The above example report shows that there is 1 query that is standing out compared to the other queries. In the report, it shows that there have 335,792 calls of that query (Query 1). The report contains the actual query as well:
update users set previous_logon_success_time = last_logon_success_time, last_logon_success_time = 1761231622043 where id = '9999xxxx' and identity_zone_id='uaa'\G
From the above example, it can be inferred that the query is coming from the UAA job, and the id `9999xxxx` can then be searched from the UAA logs. In this example, the id 9999xxxx is traced to a user 'TESTUSER" and the logins are coming from the IP address shown as the value of 'remoteAddress'.
$ grep 9999xxxx /var/vcap/sys/log/uaa/uaa_events*
[2025-10-30T18:07:31.839264Z] uaa - 12 [https-jsse-nio-8443-exec-1978] - [xxx] .... INFO --- Audit: IdentityProviderAuthenticationSuccess ('TESTUSER'): principal=9999xxxx, origin=[remoteAddress=10.x.y.z, clientId=cf], identityZoneId=[uaa], authenticationType=[ldap]
[2025-10-30T18:07:31.839434Z] uaa - 12 [https-jsse-nio-8443-exec-1978] - [xxx] .... INFO --- Audit: UserAuthenticationSuccess ('TESTUSER'): principal=9999xxxx, origin=[remoteAddress=10.x.y.z, clientId=cf], identityZoneId=[uaa]
[2025-10-30T18:07:31.910545Z] uaa - 12 [https-jsse-nio-8443-exec-1978] - [xxx] .... INFO --- Audit: TokenIssuedEvent ('["cloud_controller.write","openid","scim.read","uaa.user","cloud_controller.read","password.write","scim.write"]'): principal=9999xxxx, origin=[client=cf, user=TESTUSER], identityZoneId=[uaa]
...
The logins are seen to be happening multiple times per minute, which explains the volume of the SQL queries. The first command below shows the username and how many times it was logged to have successfully authenticated. The second command shows the unique remoteAddress values and the corresponding count.

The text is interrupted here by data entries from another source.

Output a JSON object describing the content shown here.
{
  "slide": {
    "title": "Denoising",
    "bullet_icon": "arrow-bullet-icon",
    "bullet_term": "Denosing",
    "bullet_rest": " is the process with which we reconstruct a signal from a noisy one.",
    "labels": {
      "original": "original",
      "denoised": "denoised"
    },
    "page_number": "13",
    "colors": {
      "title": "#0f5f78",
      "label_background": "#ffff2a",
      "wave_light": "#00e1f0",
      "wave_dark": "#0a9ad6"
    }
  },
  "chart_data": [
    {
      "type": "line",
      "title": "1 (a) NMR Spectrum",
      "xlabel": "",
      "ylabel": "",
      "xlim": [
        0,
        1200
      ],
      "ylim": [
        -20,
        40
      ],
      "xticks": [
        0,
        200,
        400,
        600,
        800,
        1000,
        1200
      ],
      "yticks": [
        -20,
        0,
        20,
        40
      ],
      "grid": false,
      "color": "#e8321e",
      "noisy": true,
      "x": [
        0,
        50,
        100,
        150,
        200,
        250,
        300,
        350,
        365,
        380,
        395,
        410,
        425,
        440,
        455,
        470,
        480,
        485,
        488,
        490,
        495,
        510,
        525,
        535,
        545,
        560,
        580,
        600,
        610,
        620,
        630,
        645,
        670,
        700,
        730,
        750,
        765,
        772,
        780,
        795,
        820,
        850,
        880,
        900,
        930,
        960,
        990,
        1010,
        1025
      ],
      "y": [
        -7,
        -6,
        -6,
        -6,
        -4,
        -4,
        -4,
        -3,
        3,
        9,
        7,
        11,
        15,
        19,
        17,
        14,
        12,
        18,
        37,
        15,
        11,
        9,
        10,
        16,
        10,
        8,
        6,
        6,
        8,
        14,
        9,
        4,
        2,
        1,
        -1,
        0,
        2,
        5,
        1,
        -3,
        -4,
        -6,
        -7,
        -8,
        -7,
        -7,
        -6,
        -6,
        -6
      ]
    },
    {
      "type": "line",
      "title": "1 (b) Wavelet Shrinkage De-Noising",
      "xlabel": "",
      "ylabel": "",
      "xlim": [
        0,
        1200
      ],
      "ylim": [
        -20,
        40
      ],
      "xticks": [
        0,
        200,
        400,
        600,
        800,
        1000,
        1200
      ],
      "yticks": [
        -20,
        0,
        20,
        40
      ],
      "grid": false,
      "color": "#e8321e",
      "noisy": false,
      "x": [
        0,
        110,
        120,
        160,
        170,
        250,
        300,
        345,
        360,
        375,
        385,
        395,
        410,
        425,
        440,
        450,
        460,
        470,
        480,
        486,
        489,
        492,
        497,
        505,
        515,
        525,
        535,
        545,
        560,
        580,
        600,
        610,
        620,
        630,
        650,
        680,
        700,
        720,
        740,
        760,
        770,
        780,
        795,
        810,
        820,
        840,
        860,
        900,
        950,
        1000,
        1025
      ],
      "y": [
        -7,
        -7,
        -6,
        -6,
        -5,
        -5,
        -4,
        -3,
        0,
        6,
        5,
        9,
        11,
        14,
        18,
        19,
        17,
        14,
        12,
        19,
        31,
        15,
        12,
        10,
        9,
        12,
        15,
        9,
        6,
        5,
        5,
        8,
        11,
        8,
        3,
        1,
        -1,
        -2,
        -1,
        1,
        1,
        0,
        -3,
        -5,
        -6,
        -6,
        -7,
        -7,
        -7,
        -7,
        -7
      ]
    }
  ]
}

$ grep 9999xxxx /var/vcap/sys/log/uaa/uaa_events* | grep UserAuthenticationSuccess | awk '{print $13}' | uniq -c
414068 ('TESTUSER'):
$ grep 9999xxxx /var/vcap/sys/log/uaa/uaa_events* | grep UserAuthenticationSuccess | awk -F= '{print $4}' | awk -F, '{print $1}' | sort | uniq -c
137977 10.x.y.z
130807 10.x.y.a
145284 10.x.y.b
$
Now, that the user account and source has been identified, then mitigation should be carried out accordingly. Once the unusual repetitive logins are stopped, then the MySQL performance (CPU usage and slow queries) can be re-assessed.
In case that it is deemed that the MySQL instance is underpowered, then the VM type can be changed to a larger one with more CPUs and more RAM.